Results of May 12th Usher Conference Part I: The Screening Conundrum

May 13, 2009

By Mark Dunning

The Usher conference was held in the New Research Building at Harvard Medical School. It is a very interesting building with it's molecule art, chromosome bathroom signs (XY for guys), and petri dish laden metal carts plying the hallways. You could definitely feel the science in the air.

The meeting was attended by a dozen researchers and a couple of observers. The goal of the meeting was to try to support the many upcoming clinical trials on Usher syndrome. The greatest problems facing these trials is the lack of appropriate candidates for the trials and our lack of an understanding of the natural history of the different types of Usher. We were attempting to find ways to remedy those problems.

There was a lot of excitement around upcoming treatment trials. There are gene therapy trials in the works for Usher types 1b, 1c, and 3. Clinical trials on stem cell treatments for Usher 2a and drug therapies for Usher 1f were also discussed. The drug therapies have the potential to help many Usher patients regardless of type provided they have a nonsense mutations.

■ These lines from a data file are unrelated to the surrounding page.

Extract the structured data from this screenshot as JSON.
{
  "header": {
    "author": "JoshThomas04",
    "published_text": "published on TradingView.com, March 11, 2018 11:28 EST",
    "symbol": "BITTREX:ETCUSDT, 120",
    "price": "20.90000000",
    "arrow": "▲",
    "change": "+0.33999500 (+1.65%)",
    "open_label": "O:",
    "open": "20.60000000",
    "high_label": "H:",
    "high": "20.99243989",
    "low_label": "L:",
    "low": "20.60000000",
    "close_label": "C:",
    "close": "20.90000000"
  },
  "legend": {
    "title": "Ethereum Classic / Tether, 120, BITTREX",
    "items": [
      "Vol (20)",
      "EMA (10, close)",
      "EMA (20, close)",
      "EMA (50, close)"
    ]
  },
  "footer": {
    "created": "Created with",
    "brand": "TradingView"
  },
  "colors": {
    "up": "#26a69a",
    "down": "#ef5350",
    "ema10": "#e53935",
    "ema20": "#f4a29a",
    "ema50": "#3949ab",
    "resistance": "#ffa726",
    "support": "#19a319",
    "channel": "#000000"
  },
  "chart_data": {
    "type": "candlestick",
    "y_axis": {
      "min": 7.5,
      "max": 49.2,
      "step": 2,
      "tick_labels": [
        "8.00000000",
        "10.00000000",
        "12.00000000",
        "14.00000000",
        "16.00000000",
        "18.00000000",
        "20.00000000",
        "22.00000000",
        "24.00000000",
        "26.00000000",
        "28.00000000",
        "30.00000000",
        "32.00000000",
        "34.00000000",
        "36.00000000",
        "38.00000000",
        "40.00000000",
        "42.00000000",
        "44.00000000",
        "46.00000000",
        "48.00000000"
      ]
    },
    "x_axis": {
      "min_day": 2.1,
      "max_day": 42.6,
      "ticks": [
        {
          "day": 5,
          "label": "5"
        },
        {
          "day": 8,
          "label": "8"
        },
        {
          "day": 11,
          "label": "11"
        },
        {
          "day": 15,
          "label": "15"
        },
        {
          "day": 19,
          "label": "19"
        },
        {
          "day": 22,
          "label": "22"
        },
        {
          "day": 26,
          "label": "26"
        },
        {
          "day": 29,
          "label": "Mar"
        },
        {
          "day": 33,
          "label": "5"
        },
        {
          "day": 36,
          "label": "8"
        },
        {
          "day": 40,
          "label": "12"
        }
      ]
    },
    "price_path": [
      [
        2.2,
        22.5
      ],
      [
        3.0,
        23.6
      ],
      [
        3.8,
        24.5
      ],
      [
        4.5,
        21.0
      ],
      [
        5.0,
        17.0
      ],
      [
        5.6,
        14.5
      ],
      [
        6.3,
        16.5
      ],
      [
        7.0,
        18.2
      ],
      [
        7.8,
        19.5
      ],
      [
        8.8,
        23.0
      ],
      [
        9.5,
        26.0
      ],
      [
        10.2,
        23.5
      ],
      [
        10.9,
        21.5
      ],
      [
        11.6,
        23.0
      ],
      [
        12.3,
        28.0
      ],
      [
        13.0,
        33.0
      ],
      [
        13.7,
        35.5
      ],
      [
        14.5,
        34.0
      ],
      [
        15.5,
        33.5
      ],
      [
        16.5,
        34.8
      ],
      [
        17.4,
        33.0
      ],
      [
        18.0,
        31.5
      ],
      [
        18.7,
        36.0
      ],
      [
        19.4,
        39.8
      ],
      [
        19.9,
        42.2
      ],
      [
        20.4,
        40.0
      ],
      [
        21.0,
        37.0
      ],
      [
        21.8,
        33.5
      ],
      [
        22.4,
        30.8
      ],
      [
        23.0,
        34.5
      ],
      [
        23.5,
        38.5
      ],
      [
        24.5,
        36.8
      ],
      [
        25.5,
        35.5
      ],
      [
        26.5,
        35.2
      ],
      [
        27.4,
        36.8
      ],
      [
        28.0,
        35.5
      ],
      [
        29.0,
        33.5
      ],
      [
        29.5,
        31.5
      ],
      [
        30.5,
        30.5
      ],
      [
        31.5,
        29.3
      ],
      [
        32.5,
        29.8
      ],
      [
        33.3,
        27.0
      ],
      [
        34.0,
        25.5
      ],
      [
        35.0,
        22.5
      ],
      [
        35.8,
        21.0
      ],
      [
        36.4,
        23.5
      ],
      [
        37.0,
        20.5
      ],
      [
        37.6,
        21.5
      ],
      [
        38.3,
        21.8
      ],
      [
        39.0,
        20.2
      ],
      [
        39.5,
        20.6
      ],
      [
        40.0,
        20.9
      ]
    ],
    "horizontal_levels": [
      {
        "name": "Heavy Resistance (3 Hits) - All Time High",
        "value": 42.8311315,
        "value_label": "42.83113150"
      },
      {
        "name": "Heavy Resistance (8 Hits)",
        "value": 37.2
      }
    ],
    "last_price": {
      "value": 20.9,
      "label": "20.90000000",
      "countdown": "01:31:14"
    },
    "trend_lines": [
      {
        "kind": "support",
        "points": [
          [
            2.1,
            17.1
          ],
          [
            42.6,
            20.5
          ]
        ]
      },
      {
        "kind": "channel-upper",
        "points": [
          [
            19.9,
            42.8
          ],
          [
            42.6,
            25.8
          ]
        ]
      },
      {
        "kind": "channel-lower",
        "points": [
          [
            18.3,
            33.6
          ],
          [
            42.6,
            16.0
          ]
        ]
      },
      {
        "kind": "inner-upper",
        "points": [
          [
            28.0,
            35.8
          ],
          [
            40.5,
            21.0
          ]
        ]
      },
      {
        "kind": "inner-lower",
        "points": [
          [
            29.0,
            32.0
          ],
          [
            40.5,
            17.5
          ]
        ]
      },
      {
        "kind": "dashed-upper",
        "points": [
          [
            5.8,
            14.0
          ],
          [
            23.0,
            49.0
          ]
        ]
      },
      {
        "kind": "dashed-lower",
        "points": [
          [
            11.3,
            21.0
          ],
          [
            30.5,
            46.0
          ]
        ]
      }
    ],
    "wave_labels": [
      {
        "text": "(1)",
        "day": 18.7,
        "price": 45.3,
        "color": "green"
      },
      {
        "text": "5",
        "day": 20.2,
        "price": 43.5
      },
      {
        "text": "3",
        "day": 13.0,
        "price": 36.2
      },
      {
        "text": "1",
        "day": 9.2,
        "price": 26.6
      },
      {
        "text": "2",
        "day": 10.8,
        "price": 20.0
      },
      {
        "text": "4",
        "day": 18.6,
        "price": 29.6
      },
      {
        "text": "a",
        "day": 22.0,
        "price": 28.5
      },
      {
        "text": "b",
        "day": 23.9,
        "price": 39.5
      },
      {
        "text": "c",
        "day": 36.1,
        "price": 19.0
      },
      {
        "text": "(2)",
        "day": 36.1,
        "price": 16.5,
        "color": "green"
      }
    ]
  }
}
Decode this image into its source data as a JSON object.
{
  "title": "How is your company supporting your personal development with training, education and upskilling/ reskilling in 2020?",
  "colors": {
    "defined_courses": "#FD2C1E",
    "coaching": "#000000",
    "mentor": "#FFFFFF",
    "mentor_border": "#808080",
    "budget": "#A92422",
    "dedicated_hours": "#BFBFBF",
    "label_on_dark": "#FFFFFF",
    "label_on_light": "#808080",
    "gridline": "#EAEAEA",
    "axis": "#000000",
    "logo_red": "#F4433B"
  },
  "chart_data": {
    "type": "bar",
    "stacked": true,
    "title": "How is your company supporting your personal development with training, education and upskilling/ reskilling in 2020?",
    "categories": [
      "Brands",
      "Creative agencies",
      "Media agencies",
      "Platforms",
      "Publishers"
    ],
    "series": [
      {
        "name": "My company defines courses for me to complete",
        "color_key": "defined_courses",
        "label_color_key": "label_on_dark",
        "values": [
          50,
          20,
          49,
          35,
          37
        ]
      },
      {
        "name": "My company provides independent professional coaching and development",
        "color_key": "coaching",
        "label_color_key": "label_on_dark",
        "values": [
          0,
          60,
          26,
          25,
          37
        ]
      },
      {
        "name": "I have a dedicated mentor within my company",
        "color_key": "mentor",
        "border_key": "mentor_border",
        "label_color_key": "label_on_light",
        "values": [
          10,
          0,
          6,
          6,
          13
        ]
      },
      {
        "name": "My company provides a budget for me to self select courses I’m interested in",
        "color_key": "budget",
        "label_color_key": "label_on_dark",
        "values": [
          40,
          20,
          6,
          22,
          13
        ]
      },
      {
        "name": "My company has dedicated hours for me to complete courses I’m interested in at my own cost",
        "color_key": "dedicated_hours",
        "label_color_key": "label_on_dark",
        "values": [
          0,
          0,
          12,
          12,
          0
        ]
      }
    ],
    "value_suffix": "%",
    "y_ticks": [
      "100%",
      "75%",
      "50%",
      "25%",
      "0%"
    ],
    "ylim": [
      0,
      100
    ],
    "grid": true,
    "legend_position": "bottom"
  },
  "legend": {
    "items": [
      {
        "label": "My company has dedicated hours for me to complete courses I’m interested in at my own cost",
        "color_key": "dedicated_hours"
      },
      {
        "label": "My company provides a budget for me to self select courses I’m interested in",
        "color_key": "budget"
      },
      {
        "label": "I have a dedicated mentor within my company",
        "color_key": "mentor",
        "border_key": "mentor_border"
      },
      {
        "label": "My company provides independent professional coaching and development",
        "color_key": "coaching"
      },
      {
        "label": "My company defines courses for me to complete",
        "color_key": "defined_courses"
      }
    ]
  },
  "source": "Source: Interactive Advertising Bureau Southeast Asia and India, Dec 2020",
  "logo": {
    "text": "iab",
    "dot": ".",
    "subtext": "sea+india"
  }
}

The meeting bogged down in the details of finding Usher patients and tracking their histories. These efforts face several major hurdles:

  1. Any multi-center natural history study will cost a lot of money.
  2. NIH has shown a reluctance to fund such studies, meaning we would have to find the funding elsewhere or modify our approach.
  3. The different institutions interested in joining the study all gather different data and store it in different formats. So some institutions use OCT some use Dark Adaptive Testing but they may or may not do both. The patient data would then be incompatible with only OCT data on patient 1 and only DAT data on patient 2.
  4. Privacy laws prohibit researchers from sharing raw data, or even discussing the nature of an indivduals data, without the consent of that individual. That makes creating any sort of single database difficult to create.


We also face a chicken and egg problem when it comes to identifying Usher patients. The only sure way to identify them is through genetic testing. However, we can't test everyone. There has to be some sort of screening process to identify possible Usher patients.

For infants with Usher Type 1, those markers are hearing loss and poor balance. It is very difficult to identify Usher Type 2 or 3 at a young age, though, because we simply do not have enough natural history information to know what to look for. Hence the chicken and egg problem: We have don't know how to identify a child with Usher type 2 at a young age because we haven't identified many children with Usher type 2 at a young age.